実は身代金目的の誘拐事件で、こいつの話はそのためのただのほら話でした、って言われたほうがよっぽど信じられる……
まだ真実味がある可能性をいくつか頭に思い浮かべていたアキラは、しかし直後に続けられたメーティスの話に、思考を打ち切ってスクリーンに注目した。
ありえない、そう思っている方もいらっしゃるでしょう。
ですが、これは真実なのです。
世界中の科学者や医者が、何故そうなのか、いろいろ調べていましたが、結局結論は出ませんでした。
しかし、実例として確かに思春期の感染者だけが、唯一生存しているのです。
ちょうど、皆様のように……
私の話を信じるか信じないかは皆様にお任せします。
ですが実際に、皆様はこの『パンドラ』に隔離され、外へ出ることは叶わないという現実だけは受け入れてください。
ちなみに皆様の隔離に関しては、すでに皆様のご家族の方へ日本政府から説明がされ、了承を受けております
そこで少しの間沈黙したメーティスは、さっきまでの淡々とした口調から一変、まるでテレビのバラエティ番組の司会のように、明るい声をだした。
さて、それではこれより、この『パンドラ』での生活ルールを説明します。
まずは皆様、左手首をご覧ください
突然の態度の急変に戸惑いながらも、全員が自分の左手首に注目する。
そこには、ベッドで目が覚めたときからずっと気になっていた金属製の小さな液晶付きブレスレットが嵌められている。

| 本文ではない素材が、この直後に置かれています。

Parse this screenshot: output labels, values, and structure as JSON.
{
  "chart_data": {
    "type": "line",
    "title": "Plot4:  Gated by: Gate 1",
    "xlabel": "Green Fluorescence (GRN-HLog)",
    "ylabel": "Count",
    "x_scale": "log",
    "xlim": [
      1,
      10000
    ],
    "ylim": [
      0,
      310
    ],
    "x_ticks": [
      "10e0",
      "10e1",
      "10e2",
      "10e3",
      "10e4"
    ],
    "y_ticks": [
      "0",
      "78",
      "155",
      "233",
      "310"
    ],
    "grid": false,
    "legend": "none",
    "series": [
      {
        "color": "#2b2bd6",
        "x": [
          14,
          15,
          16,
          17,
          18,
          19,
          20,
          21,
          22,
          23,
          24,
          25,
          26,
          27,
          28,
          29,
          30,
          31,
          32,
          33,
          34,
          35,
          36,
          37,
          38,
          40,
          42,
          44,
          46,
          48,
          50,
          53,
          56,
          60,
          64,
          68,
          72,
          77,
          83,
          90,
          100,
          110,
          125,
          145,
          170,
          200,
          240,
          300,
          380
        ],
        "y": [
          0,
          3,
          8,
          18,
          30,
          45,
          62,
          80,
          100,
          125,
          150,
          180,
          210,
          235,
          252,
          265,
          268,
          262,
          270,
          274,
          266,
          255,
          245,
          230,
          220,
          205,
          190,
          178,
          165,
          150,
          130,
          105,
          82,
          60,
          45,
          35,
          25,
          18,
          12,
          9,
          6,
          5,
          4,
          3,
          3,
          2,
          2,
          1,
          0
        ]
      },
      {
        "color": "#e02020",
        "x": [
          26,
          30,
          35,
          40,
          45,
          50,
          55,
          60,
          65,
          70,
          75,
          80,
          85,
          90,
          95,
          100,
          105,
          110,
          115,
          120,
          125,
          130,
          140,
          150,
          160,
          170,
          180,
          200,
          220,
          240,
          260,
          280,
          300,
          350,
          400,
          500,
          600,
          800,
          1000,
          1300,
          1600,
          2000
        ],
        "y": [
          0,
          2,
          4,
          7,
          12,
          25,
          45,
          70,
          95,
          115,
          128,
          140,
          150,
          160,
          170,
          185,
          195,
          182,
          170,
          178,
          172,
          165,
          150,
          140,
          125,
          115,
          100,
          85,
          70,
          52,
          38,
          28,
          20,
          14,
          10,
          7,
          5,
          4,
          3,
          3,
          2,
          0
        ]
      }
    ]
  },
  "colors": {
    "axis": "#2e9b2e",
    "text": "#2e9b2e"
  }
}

継ぎ目などは見当たらず、どうやって嵌めたのかも不明なそれを、不安そうに見る少年少女たちへ、メーティスから声が投げかけられた。
皆様につけられたそのブレスレットは、この『パンドラ』での生活に欠かせないものです。
皆様が目覚めた個室のドアにロックをかけたり、食堂で食事を注文するとき、その他、必要に応じて、読み取り機にブレスレットをかざしてください
また、ブレスレットは通信機能も備えていて、液晶に表示された相手と通話することができます
なお、そのブレスレットは完全防水で、さらに仮に恐竜が踏んでも壊れないよう設計されていますので、無理矢理外すことはできません
船の中は、基本的に自由に出入り可能ですが、特定の扉や、異性の個室の出入りなどはできませんのでご了承ください
この言葉に、一部の女子たちから安堵のため息が漏れ、逆に一部の男子からは舌打ちが聞こえた。

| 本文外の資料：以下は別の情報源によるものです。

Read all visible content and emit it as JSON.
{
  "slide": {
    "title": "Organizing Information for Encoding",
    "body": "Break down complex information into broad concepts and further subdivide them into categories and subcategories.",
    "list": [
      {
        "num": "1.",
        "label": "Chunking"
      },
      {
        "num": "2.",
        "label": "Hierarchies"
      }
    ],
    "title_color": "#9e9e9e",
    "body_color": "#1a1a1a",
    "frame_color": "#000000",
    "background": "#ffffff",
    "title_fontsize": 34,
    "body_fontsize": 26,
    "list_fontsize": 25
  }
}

その他、病気や怪我、その他の緊急事態には、ブレスレットの液晶に向かって私の名前を呼んでください。
即座に警備ロボットが駆けつけ、状況に対処します
また、それ意外に何か疑問や要望などありましたら、ブレスレットに登録されたリストから私を選択して通話していただければ、対応させていただきます
以上で説明を終わらせていただきます。
お疲れ様でした
メーティスが、そう締めくくると同時に、スクリーンが巻き上げられる。
それと同時に、大広間の扉がゆっくりと開かれた。
恐らく、ここから先は自由に過ごせということなのだろう。
しかしその場に集った少年少女は、しばらくの間、誰一人として大広間から出ようとはしなかった。